The new recs are to be RF until 2!

And I kind of get the feeling that grandpa picks her up semi-often and mom is totally aware that grandpa doesn't have a car seat. And doesn't think it's a big deal. Which makes me want to vomit.


Thursday 24th of March 2011

My husband just told me that is brother and our SIL have their daughter in a booster seat already in the car....because she's too tall for a car seat. WHAT? She's younger than my 2.5 year old and maybe only an inch taller and so I don't understand what they are talking about. I guess I'm naive because I'm reading this with my jaw open, like, how can parents NOT HAVE THEIR KID IN A CAR SEAT? I did hear the information about the rear facing until 2 and I am sort of curious how that will work with leg room?

I probably would have done what you did with the daycare and stopped there....unless I could report it and the cop could get to the car right away.


Thursday 24th of March 2011

I don't see how this is something that people think is okay. I just don't. I don't know how people can risk their children's lives by not properly restraining them in the car.

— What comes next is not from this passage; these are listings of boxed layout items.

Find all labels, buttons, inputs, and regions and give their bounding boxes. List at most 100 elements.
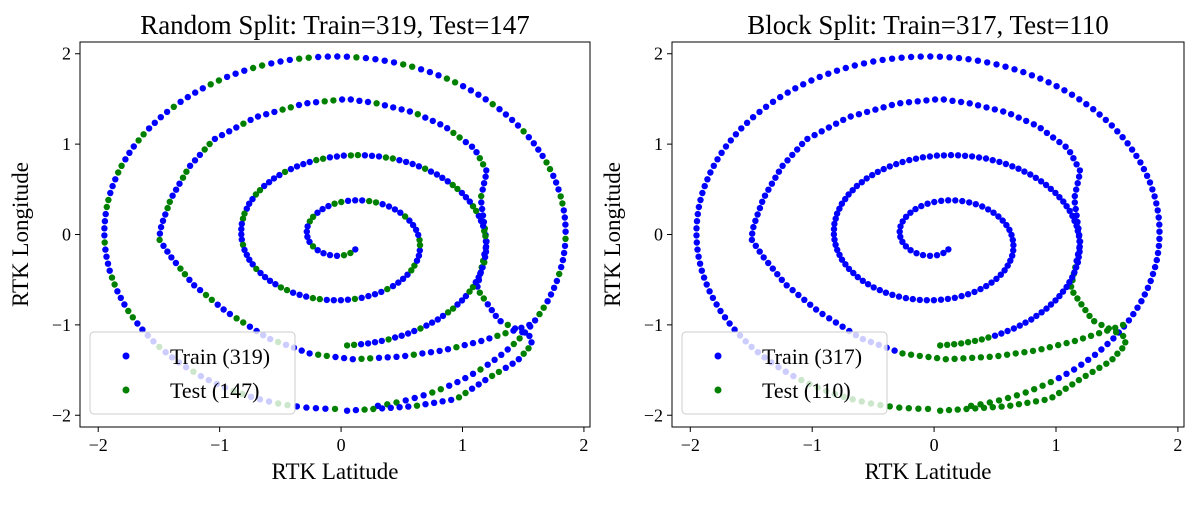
train-point [721, 314, 729, 321]
train-point [558, 263, 565, 271]
test-point [489, 101, 496, 108]
train-point [405, 403, 412, 410]
train-point [842, 195, 849, 203]
train-point [984, 206, 992, 213]
train-point [243, 205, 250, 212]
train-point [199, 85, 206, 92]
test-point [536, 310, 543, 318]
test-point [476, 155, 483, 162]
train-point [102, 210, 109, 218]
test-point [444, 309, 452, 316]
train-point [988, 279, 995, 286]
train-point [233, 124, 240, 131]
train-point [889, 291, 896, 298]
train-point [991, 106, 998, 113]
test-point [478, 192, 485, 200]
train-point [1074, 180, 1081, 187]
train-point [952, 197, 959, 204]
train-point [760, 254, 767, 261]
train-point [743, 119, 751, 127]
train-point [693, 218, 701, 225]
train-point [1066, 279, 1073, 286]
train-point [1091, 351, 1099, 358]
test-point [385, 336, 392, 343]
train-point [1008, 231, 1015, 239]
train-point [552, 179, 560, 186]
train-point [271, 108, 278, 116]
test-point [476, 289, 483, 296]
train-point [907, 247, 914, 254]
train-point [344, 197, 352, 204]
train-point [897, 223, 904, 230]
train-point [300, 160, 307, 168]
train-point [1147, 277, 1154, 285]
train-point [1069, 274, 1076, 281]
train-point [422, 114, 429, 121]
train-point [553, 277, 561, 285]
train-point [847, 113, 854, 120]
train-point [467, 87, 475, 94]
test-point [370, 405, 377, 413]
train-point [333, 252, 341, 259]
test-point [140, 131, 147, 138]
train-point [109, 182, 116, 190]
train-point [1119, 134, 1126, 141]
test-point [1024, 399, 1031, 406]
y-tick-label: −2 [644, 405, 663, 425]
train-point [560, 207, 567, 214]
test-point [373, 100, 380, 107]
train-point [246, 200, 253, 207]
train-point [550, 172, 557, 179]
train-point [762, 103, 770, 111]
train-point [340, 354, 348, 362]
train-point [525, 134, 532, 141]
train-point [977, 285, 984, 293]
train-point [368, 152, 376, 159]
train-point [940, 152, 948, 159]
train-point [1042, 181, 1050, 189]
train-point [539, 152, 546, 160]
train-point [694, 210, 701, 218]
train-point [160, 242, 167, 249]
test-point [480, 295, 487, 302]
train-point [172, 259, 180, 267]
train-point [902, 213, 910, 220]
test-point [907, 351, 915, 358]
train-point [989, 157, 996, 164]
test-point [915, 405, 922, 412]
train-point [1004, 262, 1011, 269]
train-point [468, 385, 476, 392]
train-point [1071, 192, 1079, 200]
train-point [1154, 207, 1161, 214]
train-point [528, 339, 535, 346]
train-point [1076, 238, 1083, 245]
test-point [309, 294, 317, 302]
train-point [850, 269, 857, 277]
train-point [707, 169, 714, 176]
train-point [879, 56, 886, 64]
train-point [700, 274, 708, 281]
test-point [1012, 350, 1019, 357]
train-point [162, 211, 169, 218]
train-point [944, 295, 952, 303]
train-point [1156, 235, 1163, 242]
test-point [481, 259, 488, 266]
train-point [1078, 361, 1085, 368]
train-point [698, 267, 705, 274]
train-point [882, 289, 890, 296]
train-point [102, 246, 109, 253]
train-point [444, 125, 451, 132]
test-point [313, 156, 320, 164]
train-point [261, 182, 268, 190]
test-point [449, 305, 457, 312]
test-point [1007, 402, 1014, 409]
y-tick-label: 1 [62, 134, 71, 154]
train-point [905, 99, 913, 106]
test-point [101, 239, 108, 246]
train-point [775, 168, 783, 175]
train-point [999, 217, 1006, 224]
train-point [709, 294, 717, 302]
test-point [330, 97, 337, 104]
train-point [436, 347, 443, 355]
train-point [415, 163, 423, 170]
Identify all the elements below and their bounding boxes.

As for leg room, children naturally want to scrunch themselves up, so as far as leg room, that's all they know so most don't complain about lack of leg room. They cross their legs and ride along happily. I wouldn't worry about that as a reason to turn a child.

Amy @ babybabylemon

Thursday 24th of March 2011

I have handy access to a law enforcement officer so I asked. The police would have to see the infraction to give a ticket and it is not recommended to detain anyone yourself. You can call the non-emergency line and if an officer is available they may respond. With a decent description of the car and the license plate number, a "be on the lookout" can be issued. If the car is also driving recklessly, call the emergency line and report the reckless/drunk/speeding first and the car seat second. If it happened to me, I would notify the day care provider and that is about it. They could, I suppose, make daycares like hospitals where you can't pickup the child with out the appropriate car system, but I don't know how enforceable that would be.


Thursday 24th of March 2011

Yeah, I knew that the officers would have to SEE the infraction in order to ticket for it. And they'd have to make that a state law in order for any or all daycares to enforce a law like that since, as my daycare owner said, once the children have left her doors with an authorized person, there's nothing she can do legally.